Tradicionalmente, a guarda é definida como o direito e ao mesmo tempo o dever dos genitores de terem seus filhos sob seus cuidados e responsabilidade, cuidando de sua alimentação, saúde, educação, moradia etc. Ou seja, trata-se de instituto destinado a regular a relação entre pais e filhos.
Mas o animal não se equipara a um ser humano, embora o afeto que nutrimos por nossos cães e gatos seja equiparável ao que temos por esses adoráveis animaizinhos.
Desembargador do Tribunal de Justiça de São Paulo Carlos Alberto Garbi, relator de Recurso de Apelação no qual, após amplo levantamento doutrinário e interdisciplinar, concluiu que “o animal em disputa pelas partes não pode ser considerado como coisa” e determinou o estabelecimento do regime de guarda alternada do animal de estimação.
Desembargadora Christine Santini, em Agravo de Instrumento por ela relatado no Tribunal de Justiça de São Paulo, em decisão liminar de sua lavra, com atenção sensível ao caso, decisão essa que foi mantida pela Turma Julgadora no acórdão, decidiu pela convivência em fins de semana alternados de um gato de estimação com seus donos, agora divorciados, destacando não se tratar de discussão em torno de filho, mas, sim, de animal. De acordo com a decisão, o gato, por ser um animal territorialista, mereceria o tratamento diferenciado que lhe foi conferido no caso, sem guarda alternada, mas passando alguns dias na casa do marido e vivendo a maior parte do tempo na residência da mulher.
Importa destacar que o estabelecimento da “guarda” é muito mais importante do que o estabelecimento de simples regime de convivência, vulgarmente chamado de regime de visitas, pois confere aos donos do animal a possibilidade de atuar, efetivamente, nos cuidados, como, por exemplo, na escolha do veterinário, da alimentação, da forma de realizar a higiene etc. O simples direito de visita não permite a intervenção em favor do animal em caso de maus tratos ou de comportamento desidioso daquele que efetivamente fica com a posse do animal. Os donos querem, de fato, participar dos cuidados do animal, da escolha do veterinário, dos remédios eventualmente necessários, da ração mais indicada, etc., possibilidade que o simples regime de convivência não lhes confere.

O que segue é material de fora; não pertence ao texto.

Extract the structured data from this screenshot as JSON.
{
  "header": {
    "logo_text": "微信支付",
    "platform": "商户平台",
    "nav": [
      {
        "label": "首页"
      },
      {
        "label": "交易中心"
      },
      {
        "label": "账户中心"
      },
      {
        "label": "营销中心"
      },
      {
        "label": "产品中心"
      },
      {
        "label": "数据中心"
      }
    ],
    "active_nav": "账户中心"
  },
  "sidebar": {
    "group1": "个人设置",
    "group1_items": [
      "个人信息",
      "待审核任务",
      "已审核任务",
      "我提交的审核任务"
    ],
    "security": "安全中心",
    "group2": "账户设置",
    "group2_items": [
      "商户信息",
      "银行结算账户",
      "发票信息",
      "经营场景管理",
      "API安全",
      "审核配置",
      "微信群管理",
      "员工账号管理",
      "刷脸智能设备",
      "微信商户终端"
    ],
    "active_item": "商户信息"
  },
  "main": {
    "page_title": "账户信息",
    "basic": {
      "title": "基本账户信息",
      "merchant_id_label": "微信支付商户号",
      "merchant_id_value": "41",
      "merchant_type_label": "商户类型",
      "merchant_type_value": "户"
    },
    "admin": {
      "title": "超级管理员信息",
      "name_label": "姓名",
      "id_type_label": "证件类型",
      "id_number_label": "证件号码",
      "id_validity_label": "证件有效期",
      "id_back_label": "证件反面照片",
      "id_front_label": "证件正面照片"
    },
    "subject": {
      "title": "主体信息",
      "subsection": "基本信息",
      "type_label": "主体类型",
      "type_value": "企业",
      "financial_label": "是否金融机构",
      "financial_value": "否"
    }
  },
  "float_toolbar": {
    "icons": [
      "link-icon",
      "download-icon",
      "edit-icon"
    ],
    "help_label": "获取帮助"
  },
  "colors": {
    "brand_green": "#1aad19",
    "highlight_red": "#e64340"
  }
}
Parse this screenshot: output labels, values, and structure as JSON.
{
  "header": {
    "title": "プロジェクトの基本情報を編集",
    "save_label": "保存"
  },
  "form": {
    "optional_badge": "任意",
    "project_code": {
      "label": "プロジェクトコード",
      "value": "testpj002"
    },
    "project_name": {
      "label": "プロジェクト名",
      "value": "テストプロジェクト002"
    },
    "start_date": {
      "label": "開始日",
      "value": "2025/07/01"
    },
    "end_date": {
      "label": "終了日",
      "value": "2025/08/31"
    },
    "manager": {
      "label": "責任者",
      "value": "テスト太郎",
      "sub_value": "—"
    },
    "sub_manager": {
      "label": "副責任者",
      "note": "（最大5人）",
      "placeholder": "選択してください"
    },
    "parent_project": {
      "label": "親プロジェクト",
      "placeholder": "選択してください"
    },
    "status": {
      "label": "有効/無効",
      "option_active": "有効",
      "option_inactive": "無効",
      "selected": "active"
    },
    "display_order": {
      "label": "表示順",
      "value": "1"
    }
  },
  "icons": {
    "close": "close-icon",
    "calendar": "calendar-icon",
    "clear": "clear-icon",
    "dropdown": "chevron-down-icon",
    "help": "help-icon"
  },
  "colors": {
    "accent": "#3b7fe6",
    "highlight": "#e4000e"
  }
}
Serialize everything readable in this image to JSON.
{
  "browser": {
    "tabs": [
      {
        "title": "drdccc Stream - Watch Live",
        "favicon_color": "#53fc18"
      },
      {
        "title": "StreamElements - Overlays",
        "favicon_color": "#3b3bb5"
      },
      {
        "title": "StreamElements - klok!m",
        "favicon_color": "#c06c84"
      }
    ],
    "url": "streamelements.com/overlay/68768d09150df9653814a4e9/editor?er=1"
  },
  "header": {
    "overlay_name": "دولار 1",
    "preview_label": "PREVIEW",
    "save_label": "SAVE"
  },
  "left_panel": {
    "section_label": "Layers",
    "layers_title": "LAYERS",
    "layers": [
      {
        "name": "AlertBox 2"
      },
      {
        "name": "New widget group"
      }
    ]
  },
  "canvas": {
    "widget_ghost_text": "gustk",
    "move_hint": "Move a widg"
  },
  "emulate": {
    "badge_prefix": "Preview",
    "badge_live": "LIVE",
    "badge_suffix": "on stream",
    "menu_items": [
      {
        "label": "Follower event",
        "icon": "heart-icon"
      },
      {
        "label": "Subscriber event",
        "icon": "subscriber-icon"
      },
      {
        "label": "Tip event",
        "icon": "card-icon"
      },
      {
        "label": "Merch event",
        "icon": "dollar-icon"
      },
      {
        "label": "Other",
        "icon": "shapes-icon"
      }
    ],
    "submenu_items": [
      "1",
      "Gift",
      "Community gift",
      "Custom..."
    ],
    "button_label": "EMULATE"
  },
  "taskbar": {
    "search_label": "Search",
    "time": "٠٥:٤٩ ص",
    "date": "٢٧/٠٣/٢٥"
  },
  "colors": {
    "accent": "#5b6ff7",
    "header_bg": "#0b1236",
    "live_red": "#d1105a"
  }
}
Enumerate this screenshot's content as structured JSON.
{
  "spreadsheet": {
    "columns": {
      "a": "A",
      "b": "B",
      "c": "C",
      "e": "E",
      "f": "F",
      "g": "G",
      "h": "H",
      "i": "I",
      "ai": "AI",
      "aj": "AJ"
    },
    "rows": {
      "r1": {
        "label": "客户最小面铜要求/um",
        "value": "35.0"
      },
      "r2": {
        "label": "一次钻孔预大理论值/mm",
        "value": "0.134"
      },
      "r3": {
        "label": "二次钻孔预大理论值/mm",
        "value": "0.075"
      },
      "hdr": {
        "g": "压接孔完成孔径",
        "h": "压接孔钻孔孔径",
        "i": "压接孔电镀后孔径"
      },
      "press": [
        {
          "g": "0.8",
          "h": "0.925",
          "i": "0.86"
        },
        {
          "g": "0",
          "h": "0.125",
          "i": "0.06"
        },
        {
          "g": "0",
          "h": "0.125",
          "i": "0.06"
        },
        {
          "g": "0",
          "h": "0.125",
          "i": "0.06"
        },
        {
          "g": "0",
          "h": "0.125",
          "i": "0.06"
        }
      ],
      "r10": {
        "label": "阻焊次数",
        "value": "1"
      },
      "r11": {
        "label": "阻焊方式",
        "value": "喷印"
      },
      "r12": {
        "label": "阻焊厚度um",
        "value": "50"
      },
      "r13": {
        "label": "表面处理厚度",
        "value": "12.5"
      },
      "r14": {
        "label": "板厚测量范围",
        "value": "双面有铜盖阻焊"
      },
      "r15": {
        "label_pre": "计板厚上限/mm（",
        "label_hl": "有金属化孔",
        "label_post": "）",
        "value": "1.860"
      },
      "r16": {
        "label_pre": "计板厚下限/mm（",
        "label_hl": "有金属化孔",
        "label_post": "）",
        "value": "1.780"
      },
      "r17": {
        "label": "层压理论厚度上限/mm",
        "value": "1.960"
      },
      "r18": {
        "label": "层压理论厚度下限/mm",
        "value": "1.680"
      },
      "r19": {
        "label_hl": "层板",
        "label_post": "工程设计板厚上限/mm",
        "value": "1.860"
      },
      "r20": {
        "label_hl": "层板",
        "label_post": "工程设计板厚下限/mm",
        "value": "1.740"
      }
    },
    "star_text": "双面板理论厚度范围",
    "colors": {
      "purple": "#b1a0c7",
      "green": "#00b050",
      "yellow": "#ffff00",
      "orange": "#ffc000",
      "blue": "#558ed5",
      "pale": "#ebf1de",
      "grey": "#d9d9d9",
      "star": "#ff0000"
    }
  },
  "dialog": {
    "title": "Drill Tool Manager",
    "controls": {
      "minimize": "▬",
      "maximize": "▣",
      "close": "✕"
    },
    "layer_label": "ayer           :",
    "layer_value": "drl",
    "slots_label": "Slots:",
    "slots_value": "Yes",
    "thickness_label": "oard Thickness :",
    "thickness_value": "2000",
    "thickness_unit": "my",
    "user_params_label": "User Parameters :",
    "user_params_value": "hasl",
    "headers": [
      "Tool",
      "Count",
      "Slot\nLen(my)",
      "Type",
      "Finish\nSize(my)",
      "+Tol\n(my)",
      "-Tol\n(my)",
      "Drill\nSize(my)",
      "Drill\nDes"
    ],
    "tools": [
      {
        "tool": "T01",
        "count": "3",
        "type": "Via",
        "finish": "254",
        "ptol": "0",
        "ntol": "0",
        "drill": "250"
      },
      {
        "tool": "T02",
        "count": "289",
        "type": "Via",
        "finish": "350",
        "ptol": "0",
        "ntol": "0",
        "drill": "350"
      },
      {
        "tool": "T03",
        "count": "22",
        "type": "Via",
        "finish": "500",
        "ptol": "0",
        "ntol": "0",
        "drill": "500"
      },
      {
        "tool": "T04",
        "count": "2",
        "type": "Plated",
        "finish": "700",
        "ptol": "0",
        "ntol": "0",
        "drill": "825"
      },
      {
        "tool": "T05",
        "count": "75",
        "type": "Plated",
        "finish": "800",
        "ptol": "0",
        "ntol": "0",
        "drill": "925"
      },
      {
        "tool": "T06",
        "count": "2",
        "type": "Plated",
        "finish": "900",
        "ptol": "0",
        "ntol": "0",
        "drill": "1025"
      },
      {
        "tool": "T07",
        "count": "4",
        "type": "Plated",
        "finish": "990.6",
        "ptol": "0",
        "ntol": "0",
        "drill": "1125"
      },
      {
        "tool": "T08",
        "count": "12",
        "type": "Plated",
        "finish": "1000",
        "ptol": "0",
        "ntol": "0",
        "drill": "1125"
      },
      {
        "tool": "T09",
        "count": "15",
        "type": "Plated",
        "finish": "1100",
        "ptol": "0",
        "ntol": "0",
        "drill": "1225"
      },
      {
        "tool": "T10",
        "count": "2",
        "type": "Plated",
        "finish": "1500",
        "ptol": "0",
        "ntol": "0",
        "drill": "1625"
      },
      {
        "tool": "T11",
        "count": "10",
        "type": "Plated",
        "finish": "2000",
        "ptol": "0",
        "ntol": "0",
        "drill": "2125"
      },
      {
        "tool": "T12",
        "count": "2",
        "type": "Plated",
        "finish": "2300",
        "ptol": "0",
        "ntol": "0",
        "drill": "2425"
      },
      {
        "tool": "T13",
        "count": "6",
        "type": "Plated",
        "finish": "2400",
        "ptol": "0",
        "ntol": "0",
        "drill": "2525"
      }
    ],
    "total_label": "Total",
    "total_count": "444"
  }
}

Se ambos nutrem afeto pelo animal e o animal por eles, seja um gato, seja um cachorro, é preciso uma efetiva regulamentação da guarda.
Importa mencionar que não basta a guarda alternada do animal, pois não é desejável que o animal de estimação fique submetido a cuidados diversos a depender daquele que exerce a guarda em determinado momento. Imagine-se os malefícios que poderiam ser gerados ao animal se ele fosse submetido a dois tratamentos distintos por dois veterinários distintos, por exemplo.
É fundamental, portanto, o estabelecimento da guarda compartilhada destes animais em atenção à natureza especial destes seres, mesmo na ausência de legislação específica sobre o tema. Aliás, espera-se que os legisladores se sensibilizem para que haja rápida regulamentação da guarda de animais, pois posse é de coisa e guarda é de ser, seja humano, seja animal.
Cada animal tem suas especificidades. Eles sentem, sofrem, ficam nervosos, criam relações de afeto e de desafeto.
De fato, não podemos confundir animal com ser humano. Animal de estimação não é filho e esta articulista destaca essa distinção. No entanto, de acordo com o valores de uma nova era, não podemos esquecer da ligação afetiva que temos com os animais domésticos.